Un système de détection et de correction d'erreurs inédit
Son équipe a mis au point gkh_clanker_t1000, un outil autonome conçu pour analyser le code du noyau et détecter les bugs avant leur intégration. Depuis le 7 avril, 24 types de correctifs ont déjà été identifiés et proposés.
Ce qui est remarquable, c'est l'absence de connexion au cloud. L'ensemble est piloté localement par un PC compact, équipé d'un processeur AMD Ryzen AI Max+ 395, 16 cœurs Zen 5 et 128 Go de mémoire – une puissance de calcul considérable pour alimenter des modèles de langage complexes.

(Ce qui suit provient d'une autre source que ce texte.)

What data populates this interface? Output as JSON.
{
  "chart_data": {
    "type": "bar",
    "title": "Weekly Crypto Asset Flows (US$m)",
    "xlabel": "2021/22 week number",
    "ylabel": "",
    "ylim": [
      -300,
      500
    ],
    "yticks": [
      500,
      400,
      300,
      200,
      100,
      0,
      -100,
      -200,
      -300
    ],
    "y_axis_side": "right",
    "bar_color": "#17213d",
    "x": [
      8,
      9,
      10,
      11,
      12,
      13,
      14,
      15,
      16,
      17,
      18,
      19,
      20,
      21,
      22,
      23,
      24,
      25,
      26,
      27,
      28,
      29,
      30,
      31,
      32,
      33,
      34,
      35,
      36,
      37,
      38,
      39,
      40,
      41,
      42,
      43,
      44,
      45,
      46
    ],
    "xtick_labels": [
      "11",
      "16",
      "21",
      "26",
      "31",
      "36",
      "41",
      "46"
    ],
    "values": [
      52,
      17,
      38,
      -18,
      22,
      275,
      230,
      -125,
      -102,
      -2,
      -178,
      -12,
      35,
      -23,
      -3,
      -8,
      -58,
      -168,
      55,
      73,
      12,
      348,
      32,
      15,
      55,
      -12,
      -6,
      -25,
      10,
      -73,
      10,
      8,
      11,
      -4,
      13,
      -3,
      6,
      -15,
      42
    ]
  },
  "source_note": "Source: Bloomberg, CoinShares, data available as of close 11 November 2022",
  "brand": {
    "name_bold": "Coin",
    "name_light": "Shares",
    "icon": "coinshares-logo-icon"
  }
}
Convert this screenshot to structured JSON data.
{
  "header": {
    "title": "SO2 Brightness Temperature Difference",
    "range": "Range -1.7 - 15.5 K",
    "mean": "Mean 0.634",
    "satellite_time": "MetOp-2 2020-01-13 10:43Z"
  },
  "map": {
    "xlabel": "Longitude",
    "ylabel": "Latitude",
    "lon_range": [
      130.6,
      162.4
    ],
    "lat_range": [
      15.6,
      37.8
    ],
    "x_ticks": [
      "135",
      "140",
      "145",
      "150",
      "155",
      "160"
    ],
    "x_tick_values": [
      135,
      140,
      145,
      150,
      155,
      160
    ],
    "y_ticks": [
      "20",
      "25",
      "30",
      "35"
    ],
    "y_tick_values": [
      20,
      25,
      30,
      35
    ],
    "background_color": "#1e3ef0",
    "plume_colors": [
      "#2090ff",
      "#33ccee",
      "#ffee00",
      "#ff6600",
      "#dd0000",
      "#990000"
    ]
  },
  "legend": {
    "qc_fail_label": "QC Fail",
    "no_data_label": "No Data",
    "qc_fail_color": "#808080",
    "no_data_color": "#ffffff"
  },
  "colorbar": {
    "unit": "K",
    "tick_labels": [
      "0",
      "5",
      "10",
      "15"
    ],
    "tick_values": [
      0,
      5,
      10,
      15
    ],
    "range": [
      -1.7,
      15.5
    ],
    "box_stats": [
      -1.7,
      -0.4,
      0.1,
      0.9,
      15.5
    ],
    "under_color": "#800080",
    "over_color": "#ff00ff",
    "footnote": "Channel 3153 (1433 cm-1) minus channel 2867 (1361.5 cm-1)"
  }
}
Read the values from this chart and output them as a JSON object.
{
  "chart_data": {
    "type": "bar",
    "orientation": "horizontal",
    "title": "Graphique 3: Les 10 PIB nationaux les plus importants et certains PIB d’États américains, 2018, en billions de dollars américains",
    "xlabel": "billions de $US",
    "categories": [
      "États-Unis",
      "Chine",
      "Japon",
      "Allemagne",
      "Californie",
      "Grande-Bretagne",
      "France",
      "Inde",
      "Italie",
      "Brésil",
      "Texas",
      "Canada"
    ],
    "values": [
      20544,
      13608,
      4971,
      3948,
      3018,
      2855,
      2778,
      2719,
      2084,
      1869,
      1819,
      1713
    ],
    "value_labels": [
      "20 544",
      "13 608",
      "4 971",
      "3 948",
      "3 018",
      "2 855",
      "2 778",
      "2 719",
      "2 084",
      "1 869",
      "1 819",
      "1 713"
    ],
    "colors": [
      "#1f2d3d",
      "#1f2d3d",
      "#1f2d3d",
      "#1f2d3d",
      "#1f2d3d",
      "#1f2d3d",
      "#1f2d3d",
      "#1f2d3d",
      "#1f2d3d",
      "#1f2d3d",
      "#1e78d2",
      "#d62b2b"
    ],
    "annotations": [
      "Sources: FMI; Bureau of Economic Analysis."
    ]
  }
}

L'humain reste maître dans son domaine
Kroah-Hartman est très clair sur son approche : « Je ne laisserai jamais l'IA prendre les décisions finales. » Chaque patch est étiqueté « Assisted-by : gregkh_clanker_t1000 », mais avec une mise en garde : « Vérifiez que je ne me contrefit. » La validation humaine reste primordiale. L’équipe de Kroah-Hartman effectue la revue, corrige les erreurs et signe finalement le travail.
Avec le lancement de Linux 7.1, on constate une amélioration significative de la performance avec NTFS et la suppression définitive des drivers i486. Torvalds, visiblement vigilant, a imposé des limites à l'utilisation de l'IA, insistant sur le fait que le code assisté par l'IA ne doit pas être signé par les développeurs, mais doit être clairement identifié.

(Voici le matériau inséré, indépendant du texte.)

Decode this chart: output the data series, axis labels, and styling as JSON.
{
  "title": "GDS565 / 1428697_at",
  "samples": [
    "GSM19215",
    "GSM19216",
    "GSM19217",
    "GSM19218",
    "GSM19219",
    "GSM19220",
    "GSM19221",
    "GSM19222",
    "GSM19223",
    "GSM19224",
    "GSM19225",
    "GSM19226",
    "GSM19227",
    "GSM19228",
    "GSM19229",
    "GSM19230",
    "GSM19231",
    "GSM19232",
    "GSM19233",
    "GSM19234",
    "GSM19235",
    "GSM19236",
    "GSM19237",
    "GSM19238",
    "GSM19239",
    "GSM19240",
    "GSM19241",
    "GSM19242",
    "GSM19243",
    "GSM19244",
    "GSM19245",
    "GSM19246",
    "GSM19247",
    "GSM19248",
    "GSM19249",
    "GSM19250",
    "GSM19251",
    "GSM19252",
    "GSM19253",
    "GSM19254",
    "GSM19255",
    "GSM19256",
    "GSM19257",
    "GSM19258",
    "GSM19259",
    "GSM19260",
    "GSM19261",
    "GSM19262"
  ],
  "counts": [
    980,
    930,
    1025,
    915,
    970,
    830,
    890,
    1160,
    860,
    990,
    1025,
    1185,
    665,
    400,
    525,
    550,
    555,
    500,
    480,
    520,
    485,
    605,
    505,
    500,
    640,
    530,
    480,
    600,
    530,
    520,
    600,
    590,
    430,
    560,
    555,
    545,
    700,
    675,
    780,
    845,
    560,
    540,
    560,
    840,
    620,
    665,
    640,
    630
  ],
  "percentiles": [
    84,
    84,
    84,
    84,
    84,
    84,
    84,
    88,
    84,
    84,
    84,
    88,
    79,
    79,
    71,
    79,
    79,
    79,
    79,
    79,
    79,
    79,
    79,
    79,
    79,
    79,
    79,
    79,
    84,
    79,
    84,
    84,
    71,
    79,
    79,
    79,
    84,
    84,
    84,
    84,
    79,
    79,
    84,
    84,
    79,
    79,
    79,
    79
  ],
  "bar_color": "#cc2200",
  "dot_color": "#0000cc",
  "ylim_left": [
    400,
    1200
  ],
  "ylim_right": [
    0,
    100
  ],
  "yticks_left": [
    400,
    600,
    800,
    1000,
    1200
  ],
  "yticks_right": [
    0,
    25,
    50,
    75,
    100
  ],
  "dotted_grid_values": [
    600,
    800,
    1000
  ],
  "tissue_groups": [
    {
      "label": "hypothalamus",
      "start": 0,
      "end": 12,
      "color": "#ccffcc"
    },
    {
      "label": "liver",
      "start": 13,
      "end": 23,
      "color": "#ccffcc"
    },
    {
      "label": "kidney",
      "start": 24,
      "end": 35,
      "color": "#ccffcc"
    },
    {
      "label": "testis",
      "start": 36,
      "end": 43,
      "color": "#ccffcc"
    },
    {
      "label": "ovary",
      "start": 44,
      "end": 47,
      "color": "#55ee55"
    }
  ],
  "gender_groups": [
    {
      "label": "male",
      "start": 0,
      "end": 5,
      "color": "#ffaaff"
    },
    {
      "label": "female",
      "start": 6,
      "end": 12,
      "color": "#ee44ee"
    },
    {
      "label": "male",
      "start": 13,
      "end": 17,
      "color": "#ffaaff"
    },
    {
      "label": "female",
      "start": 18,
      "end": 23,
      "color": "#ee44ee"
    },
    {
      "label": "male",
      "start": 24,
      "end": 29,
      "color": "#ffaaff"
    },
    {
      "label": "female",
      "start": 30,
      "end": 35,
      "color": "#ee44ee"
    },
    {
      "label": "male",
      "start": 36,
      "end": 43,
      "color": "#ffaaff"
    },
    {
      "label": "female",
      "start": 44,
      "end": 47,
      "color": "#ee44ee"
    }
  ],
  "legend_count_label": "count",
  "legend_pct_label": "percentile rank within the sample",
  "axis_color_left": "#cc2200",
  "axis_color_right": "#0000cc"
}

Windows 11 : une solution unique selon les experts
Si l’IA se démocratise dans Linux, les experts de Windows 11 insistent sur une seule solution : « Il est temps de passer à Windows 12 ». Ils soulignent que, quel que soit l'outil utilisé, la responsabilité incombe toujours à l’utilisateur. L'IA ne doit pas être perçue comme une menace, mais comme un outil, à manier avec précaution. Certains projets, malheureusement, ont sombré sous le poids de corrections automatiques, générant des erreurs et frustrant les réviseurs. Des cas de code généré par IA, diffusé sans avertissement, ont provoqué de vives tensions au sein de la communauté.
La véritable difficulté, selon Torvalds, ne réside pas dans l'IA elle-même, mais dans son utilisation abusive. Il est crucial de ne pas se laisser aveugler par les promesses de l'automatisation et de maintenir un contrôle rigoureux sur les modifications apportées au code.